The narrator is then surprised by a haggard little fat man and a procession of circuslike freaks. These characters turn out to be Lothar Kinze and his traveling orchestra. They offer to allow the lad a practice session with the fascinating saxophone. The narrator accompanies the orchestra to an auditorium, where he discovers in playing with the group that they lack imagination and genius. He is startled when Kinze and the blonde girl, the girl from Moabit, who is the band’s vocalist, plead with him to play in the concert that evening, despite the evident threat this poses to both the narrator and the orchestra should the boy’s real identity become known to the Nazis. Kinze disguises the narrator in the orchestra’s garish green and purple uniform with white shirt and orange bow tie. After the practice, the narrator shares a meal with the orchestra, whose members launch into personal anecdotes which have a strange reality to counterpoint the dreamlike state of their collective appearance as a Spike Jones comic band.

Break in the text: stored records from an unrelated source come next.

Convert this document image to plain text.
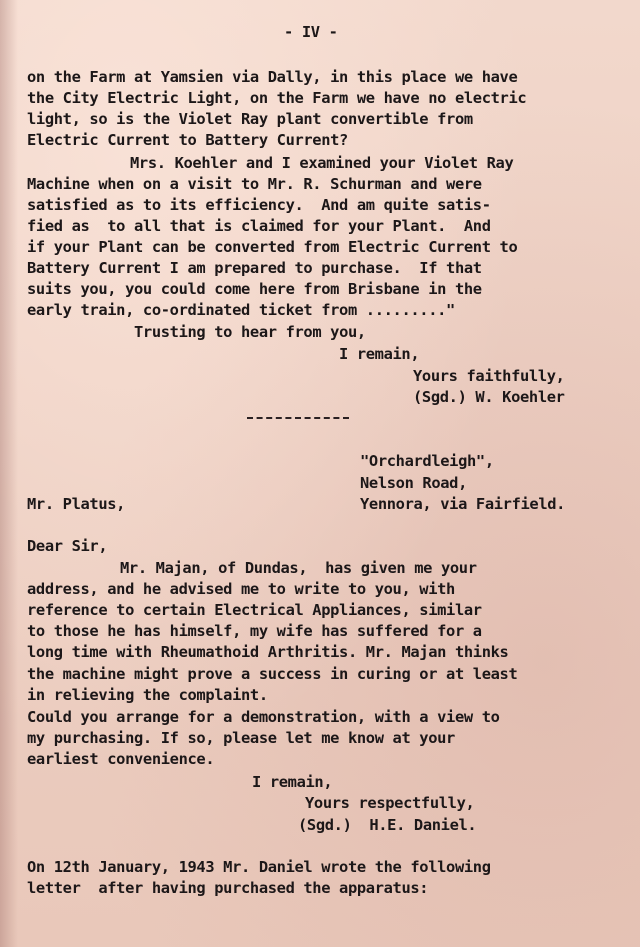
- IV -
on the Farm at Yamsien via Dally, in this place we have
the City Electric Light, on the Farm we have no electric
light, so is the Violet Ray plant convertible from
Electric Current to Battery Current?
Mrs. Koehler and I examined your Violet Ray
Machine when on a visit to Mr. R. Schurman and were
satisfied as to its efficiency.  And am quite satis-
fied as  to all that is claimed for your Plant.  And
if your Plant can be converted from Electric Current to
Battery Current I am prepared to purchase.  If that
suits you, you could come here from Brisbane in the
early train, co-ordinated ticket from ........."
Trusting to hear from you,
I remain,
Yours faithfully,
(Sgd.) W. Koehler
"Orchardleigh",
Nelson Road,
Yennora, via Fairfield.
Mr. Platus,
Dear Sir,
Mr. Majan, of Dundas,  has given me your
address, and he advised me to write to you, with
reference to certain Electrical Appliances, similar
to those he has himself, my wife has suffered for a
long time with Rheumathoid Arthritis. Mr. Majan thinks
the machine might prove a success in curing or at least
in relieving the complaint.
Could you arrange for a demonstration, with a view to
my purchasing. If so, please let me know at your
earliest convenience.
I remain,
Yours respectfully,
(Sgd.)  H.E. Daniel.
On 12th January, 1943 Mr. Daniel wrote the following
letter  after having purchased the apparatus:
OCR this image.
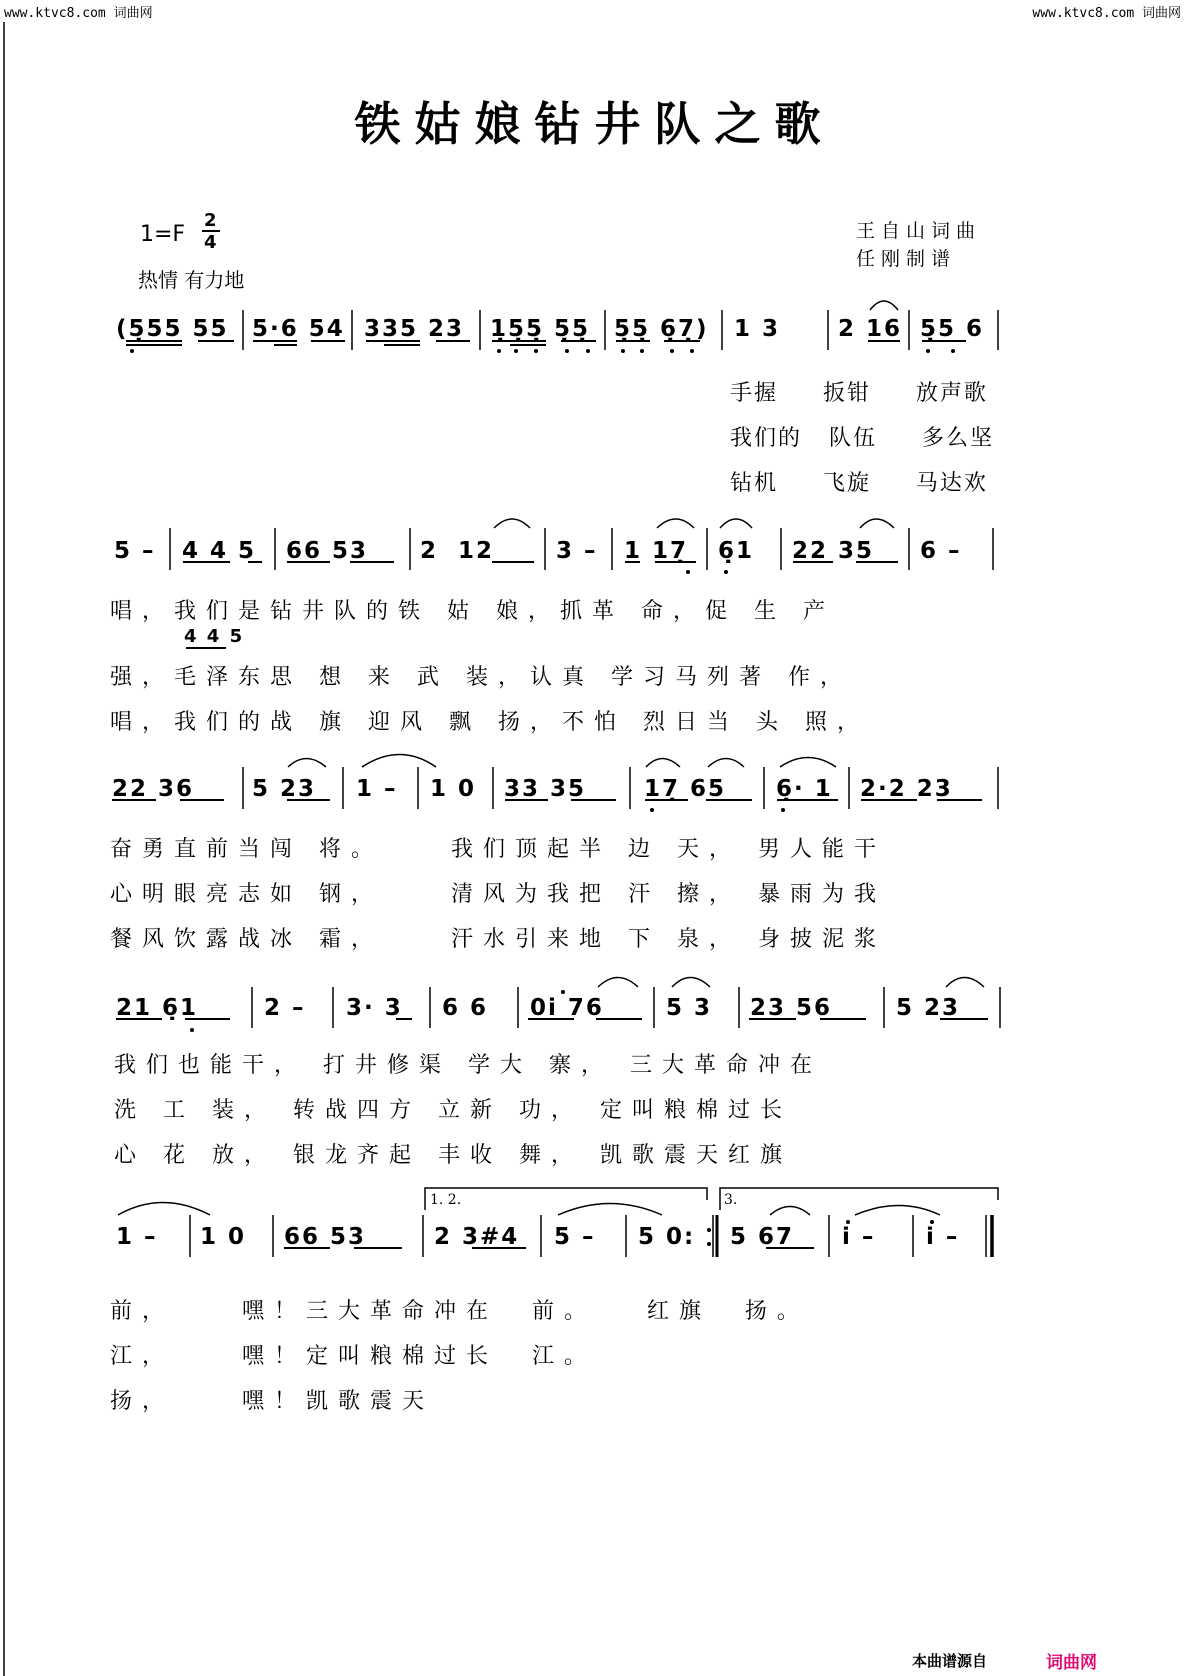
www.ktvc8.com 词曲网	www.ktvc8.com 词曲网
铁姑娘钻井队之歌
1=F
2
4
热情 有力地
王自山词曲
任刚制谱
(5̣55 55 5·6 54 335 23 1̣5̣5̣ 5̣5̣ 5̣5̣ 6̣7̣) 1 3	2 16 5̣5 6
手握     扳钳     放声歌
我们的   队伍     多么坚
钻机     飞旋     马达欢
5 – 4 4 5 66 53 2  12	3 – 1 17̣ 6̣1 22 35 6 –
4 4 5
唱，我们是钻井队的铁 姑 娘，抓革 命，促 生 产
强，毛泽东思 想 来 武 装，认真 学习马列著 作，
唱，我们的战 旗 迎风 飘 扬，不怕 烈日当 头 照，
22 36	5 23 1 – 1 0 33 35	17̣ 65 6̣· 1 2·2 23
奋勇直前当闯 将。    我们顶起半 边 天， 男人能干
心明眼亮志如 钢，    清风为我把 汗 擦， 暴雨为我
餐风饮露战冰 霜，    汗水引来地 下 泉， 身披泥浆
21 6̣1	2 – 3· 3 6 6 0i 76	5 3 23 56	5 23
我们也能干， 打井修渠 学大 寨， 三大革命冲在
洗 工 装， 转战四方 立新 功， 定叫粮棉过长
心 花 放， 银龙齐起 丰收 舞， 凯歌震天红旗
1. 2.	3.
1 – 1 0 66 53	2 3#4 5 – 5 0: 5 67 i – i –
前，    嘿！三大革命冲在  前。   红旗  扬。
江，    嘿！定叫粮棉过长  江。
扬，    嘿！凯歌震天
本曲谱源自	词曲网
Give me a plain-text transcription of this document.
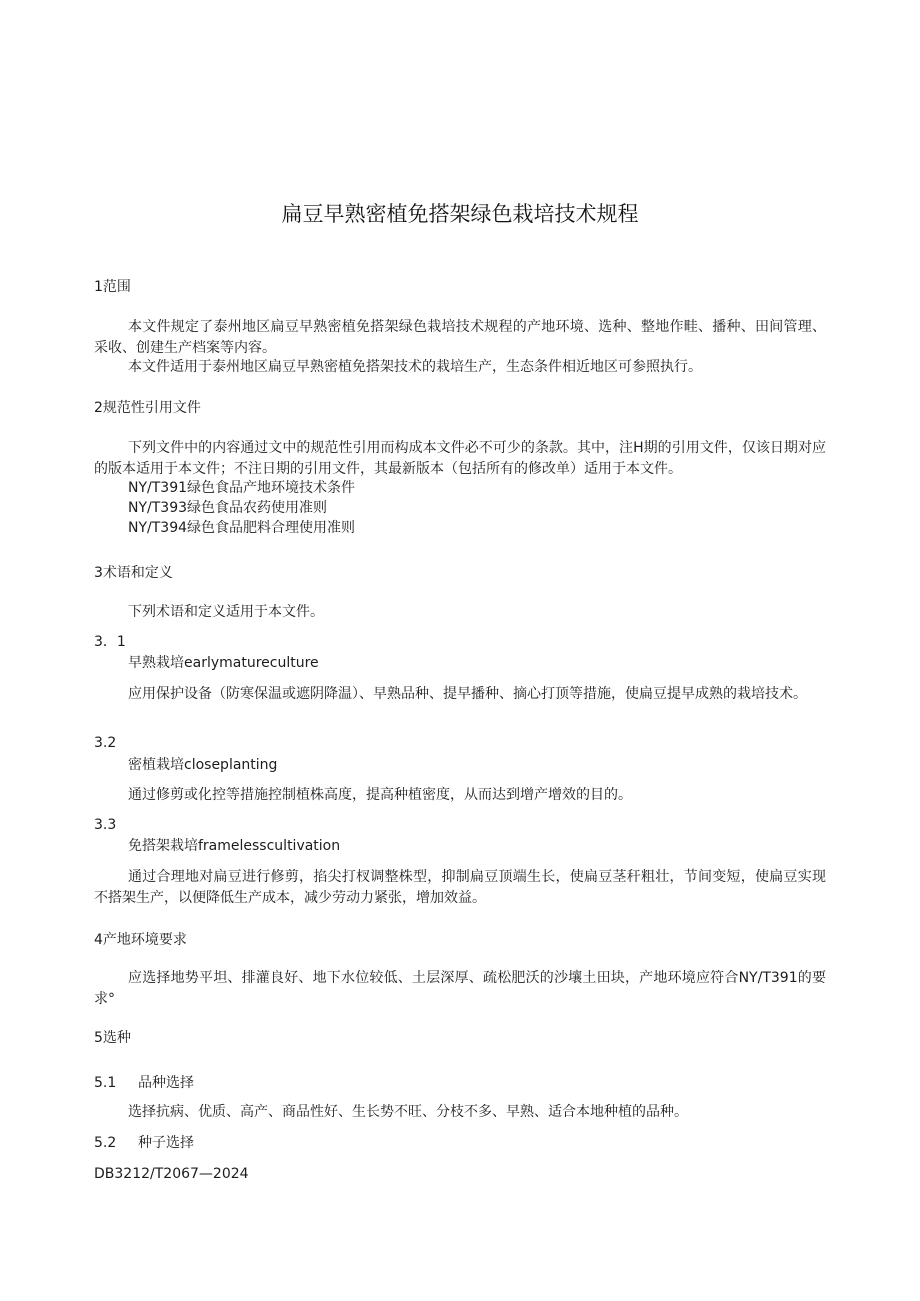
扁豆早熟密植免搭架绿色栽培技术规程
1范围
本文件规定了泰州地区扁豆早熟密植免搭架绿色栽培技术规程的产地环境、选种、整地作畦、播种、田间管理、采收、创建生产档案等内容。
本文件适用于泰州地区扁豆早熟密植免搭架技术的栽培生产，生态条件相近地区可参照执行。
2规范性引用文件
下列文件中的内容通过文中的规范性引用而构成本文件必不可少的条款。其中，注H期的引用文件，仅该日期对应的版本适用于本文件；不注日期的引用文件，其最新版本（包括所有的修改单）适用于本文件。
NY/T391绿色食品产地环境技术条件
NY/T393绿色食品农药使用准则
NY/T394绿色食品肥料合理使用准则
3术语和定义
下列术语和定义适用于本文件。
3．1
早熟栽培earlymatureculture
应用保护设备（防寒保温或遮阴降温）、早熟品种、提早播种、摘心打顶等措施，使扁豆提早成熟的栽培技术。
3.2
密植栽培closeplanting
通过修剪或化控等措施控制植株高度，提高种植密度，从而达到增产增效的目的。
3.3
免搭架栽培framelesscultivation
通过合理地对扁豆进行修剪，掐尖打杈调整株型，抑制扁豆顶端生长，使扁豆茎秆粗壮，节间变短，使扁豆实现不搭架生产，以便降低生产成本，减少劳动力紧张，增加效益。
4产地环境要求
应选择地势平坦、排灌良好、地下水位较低、土层深厚、疏松肥沃的沙壤土田块，产地环境应符合NY/T391的要求°
5选种
5.1 品种选择
选择抗病、优质、高产、商品性好、生长势不旺、分枝不多、早熟、适合本地种植的品种。
5.2 种子选择
DB3212/T2067—2024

At the concert, packed with Nazi dignitaries, the narrator ruminates about his own presence in this world of absurdity, danger, and disguise. Suddenly, he feels a hand on his shoulder and a loud, hoarse voice ordering him backstage. He recognizes the man as the sleeping figure from the hotel room. This stranger is the real bass saxophonist, come to reclaim his position in the orchestra. The boy listens as the bass saxophonist plays and is transported into a jazz hallucination, from which he is awakened by the abrupt arrival of Kuhl. The boy is recognized by Kuhl, who orders him to leave.

Upon arriving at the hotel room, the narrator experiences another mysterious vision. Left without a key to this puzzle, he walks the dark streets, acknowledging the reality of his own experiences and reaffirming his spiritual alliance with Kinze’s orchestra as it moves across war-torn Europe. Dream, truth, and incomprehensibility are his mementos.